Members of Congress kicked off a summer-long immigration road show on Wednesday, holding a 'field hearing' in San Diego. NBC's Chip Reid reports from the hearing.

California rancher Donna Tisdale says for years she's watched helplessly as Mexican immigrants have poured through her property.

"We started seeing groups of 50, 60, even 100 people a day coming through, and sometimes it was several times a day, everyday," says Tisdale.

Wednesday, just a few miles away, Tisdale found sympathetic voices, as members of Congress kicked off a summer-long immigration road show.

"We know the American people are frustrated," said Rep. Marsha Blackburn, R-Tenn., at the hearing held Wednesday in San Diego.

"Let's do our jobs so that these people down at the border can do their job and stop this invasion of the United States of America, which is hurting the American people," added Rep.
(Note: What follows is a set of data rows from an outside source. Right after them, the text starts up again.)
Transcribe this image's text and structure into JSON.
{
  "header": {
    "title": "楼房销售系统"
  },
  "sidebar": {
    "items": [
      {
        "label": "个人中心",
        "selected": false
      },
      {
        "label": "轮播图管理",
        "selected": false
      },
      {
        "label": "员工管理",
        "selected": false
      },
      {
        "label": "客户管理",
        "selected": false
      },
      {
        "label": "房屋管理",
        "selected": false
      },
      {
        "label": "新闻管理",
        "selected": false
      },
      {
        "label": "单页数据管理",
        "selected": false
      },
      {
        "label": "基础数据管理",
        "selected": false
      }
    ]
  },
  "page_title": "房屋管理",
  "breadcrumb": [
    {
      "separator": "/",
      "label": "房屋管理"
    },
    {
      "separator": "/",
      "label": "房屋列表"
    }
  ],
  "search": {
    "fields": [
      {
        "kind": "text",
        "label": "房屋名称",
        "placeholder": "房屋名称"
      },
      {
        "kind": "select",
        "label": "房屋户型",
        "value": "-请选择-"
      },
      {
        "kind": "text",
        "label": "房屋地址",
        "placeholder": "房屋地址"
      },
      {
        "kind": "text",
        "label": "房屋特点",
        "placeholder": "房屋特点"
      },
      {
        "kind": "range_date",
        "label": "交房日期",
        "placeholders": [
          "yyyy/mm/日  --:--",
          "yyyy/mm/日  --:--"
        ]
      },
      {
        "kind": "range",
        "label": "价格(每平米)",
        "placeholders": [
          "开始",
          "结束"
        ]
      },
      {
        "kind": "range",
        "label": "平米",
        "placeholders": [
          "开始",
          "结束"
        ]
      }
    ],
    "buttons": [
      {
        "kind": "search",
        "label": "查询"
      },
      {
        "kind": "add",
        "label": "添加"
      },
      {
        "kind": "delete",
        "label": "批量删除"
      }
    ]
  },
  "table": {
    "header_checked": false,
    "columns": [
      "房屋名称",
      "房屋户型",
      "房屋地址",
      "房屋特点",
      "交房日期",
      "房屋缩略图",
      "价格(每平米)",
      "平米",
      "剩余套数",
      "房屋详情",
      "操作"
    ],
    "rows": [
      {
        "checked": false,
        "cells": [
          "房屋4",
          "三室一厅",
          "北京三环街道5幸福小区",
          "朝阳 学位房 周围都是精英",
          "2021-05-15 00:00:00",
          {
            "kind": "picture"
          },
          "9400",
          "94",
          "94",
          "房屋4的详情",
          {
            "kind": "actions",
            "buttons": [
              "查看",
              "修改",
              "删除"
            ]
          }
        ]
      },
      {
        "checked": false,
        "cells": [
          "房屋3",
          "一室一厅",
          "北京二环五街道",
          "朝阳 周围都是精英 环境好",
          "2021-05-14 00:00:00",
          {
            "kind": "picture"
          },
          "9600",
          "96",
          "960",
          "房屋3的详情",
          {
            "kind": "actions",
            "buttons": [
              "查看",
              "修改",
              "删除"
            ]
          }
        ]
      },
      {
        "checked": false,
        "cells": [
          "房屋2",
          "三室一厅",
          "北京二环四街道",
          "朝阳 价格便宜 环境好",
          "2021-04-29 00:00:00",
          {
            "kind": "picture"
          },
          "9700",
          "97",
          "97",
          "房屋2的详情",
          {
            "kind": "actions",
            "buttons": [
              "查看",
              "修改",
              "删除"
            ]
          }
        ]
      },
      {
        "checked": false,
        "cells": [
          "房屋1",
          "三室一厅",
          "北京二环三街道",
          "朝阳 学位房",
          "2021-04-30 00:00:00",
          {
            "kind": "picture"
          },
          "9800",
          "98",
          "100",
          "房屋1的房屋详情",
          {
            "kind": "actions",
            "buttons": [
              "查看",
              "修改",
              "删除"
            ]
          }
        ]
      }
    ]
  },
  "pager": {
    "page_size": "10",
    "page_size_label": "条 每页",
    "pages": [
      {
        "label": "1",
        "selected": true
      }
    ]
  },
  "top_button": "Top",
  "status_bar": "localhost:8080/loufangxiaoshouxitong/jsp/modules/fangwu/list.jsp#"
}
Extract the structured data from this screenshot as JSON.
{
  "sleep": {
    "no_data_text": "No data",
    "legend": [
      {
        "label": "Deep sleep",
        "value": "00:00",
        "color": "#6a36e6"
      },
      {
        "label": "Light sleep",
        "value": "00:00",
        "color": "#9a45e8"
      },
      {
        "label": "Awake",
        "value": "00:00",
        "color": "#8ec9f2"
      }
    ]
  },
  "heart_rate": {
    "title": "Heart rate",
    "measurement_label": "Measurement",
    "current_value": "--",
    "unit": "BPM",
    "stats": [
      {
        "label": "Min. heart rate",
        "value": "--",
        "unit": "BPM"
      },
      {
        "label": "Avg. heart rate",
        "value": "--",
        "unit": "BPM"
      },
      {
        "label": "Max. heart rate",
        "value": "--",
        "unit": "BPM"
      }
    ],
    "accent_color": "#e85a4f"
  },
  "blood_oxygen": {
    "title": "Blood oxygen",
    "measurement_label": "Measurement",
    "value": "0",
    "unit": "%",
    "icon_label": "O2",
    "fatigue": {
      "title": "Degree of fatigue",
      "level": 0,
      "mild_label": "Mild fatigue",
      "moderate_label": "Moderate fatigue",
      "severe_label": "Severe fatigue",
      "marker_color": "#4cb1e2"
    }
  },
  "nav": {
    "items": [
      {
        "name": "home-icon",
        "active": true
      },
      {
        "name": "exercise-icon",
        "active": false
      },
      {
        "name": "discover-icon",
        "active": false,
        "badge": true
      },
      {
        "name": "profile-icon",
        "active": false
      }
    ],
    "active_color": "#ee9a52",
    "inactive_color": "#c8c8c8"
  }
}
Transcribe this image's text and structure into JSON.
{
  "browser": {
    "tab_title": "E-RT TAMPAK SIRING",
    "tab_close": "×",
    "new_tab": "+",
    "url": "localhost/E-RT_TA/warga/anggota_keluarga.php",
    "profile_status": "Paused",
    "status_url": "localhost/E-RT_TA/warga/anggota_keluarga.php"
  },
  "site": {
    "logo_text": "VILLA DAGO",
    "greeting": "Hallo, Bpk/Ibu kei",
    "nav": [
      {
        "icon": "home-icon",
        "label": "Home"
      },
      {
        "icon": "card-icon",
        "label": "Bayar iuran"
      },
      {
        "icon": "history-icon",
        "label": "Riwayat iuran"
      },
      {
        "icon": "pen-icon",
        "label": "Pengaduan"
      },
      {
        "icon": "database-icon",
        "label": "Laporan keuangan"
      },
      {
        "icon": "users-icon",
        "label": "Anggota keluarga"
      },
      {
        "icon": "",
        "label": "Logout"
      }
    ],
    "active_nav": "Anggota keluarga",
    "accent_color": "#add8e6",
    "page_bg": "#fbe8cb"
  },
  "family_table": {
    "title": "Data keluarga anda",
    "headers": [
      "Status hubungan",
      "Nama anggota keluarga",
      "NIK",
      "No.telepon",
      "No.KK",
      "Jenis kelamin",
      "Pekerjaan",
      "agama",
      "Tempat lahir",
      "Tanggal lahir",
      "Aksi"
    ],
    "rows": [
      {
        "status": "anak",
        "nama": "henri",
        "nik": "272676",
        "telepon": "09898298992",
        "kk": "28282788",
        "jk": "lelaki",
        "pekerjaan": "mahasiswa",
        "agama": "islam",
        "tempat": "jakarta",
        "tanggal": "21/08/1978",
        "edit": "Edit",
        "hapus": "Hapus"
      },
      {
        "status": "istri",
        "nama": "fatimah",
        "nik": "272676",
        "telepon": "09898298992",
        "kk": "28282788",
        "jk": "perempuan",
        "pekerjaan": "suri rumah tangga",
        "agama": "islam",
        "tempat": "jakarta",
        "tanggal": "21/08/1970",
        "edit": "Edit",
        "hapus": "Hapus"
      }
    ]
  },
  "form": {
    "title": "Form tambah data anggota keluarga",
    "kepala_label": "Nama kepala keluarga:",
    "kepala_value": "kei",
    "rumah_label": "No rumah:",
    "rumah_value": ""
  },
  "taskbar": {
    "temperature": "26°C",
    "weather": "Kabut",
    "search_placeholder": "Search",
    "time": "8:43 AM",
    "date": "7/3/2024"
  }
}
Dana Rohrabacher, R-Calif.

But Democrats accuse Republicans of staging the hearings for purely political purposes.

"These hearings are not designed to legislate, they're designed to whip up public opinion," said Rep. Brad Sherman, D-Calif.

It's no accident that this hearing is being held so close to the Mexican border. It's part of a coordinated strategy by Republicans in the House of Representatives to convince the American people that the top priority on immigration is to get control of that border. It's a border that must be secure, they insist, before even considering a guest worker program or citizenship for illegal immigrants.

Recent reports have suggested President Bush might agree with House Republicans to take up border security first. But Wednesday, at a donut shop in Alexandria, Va., owned and run by immigrants, the president reiterated his desire for comprehensive immigration reform.

"We cannot kick people out who've been here for a while," he said.

And in Philadelphia Wednesday, U.S. senators from both parties staged their own road show on the importance of immigrants — even illegal immigrants — to the economy.

"Our city's economy would be a shell of itself if they had not and it would collapse if they were deported," said New York City Mayor Michael Bloomberg.

It's a debate that's certain to continue through the summer, with no guarantee that Congress will actually do anything in the fall.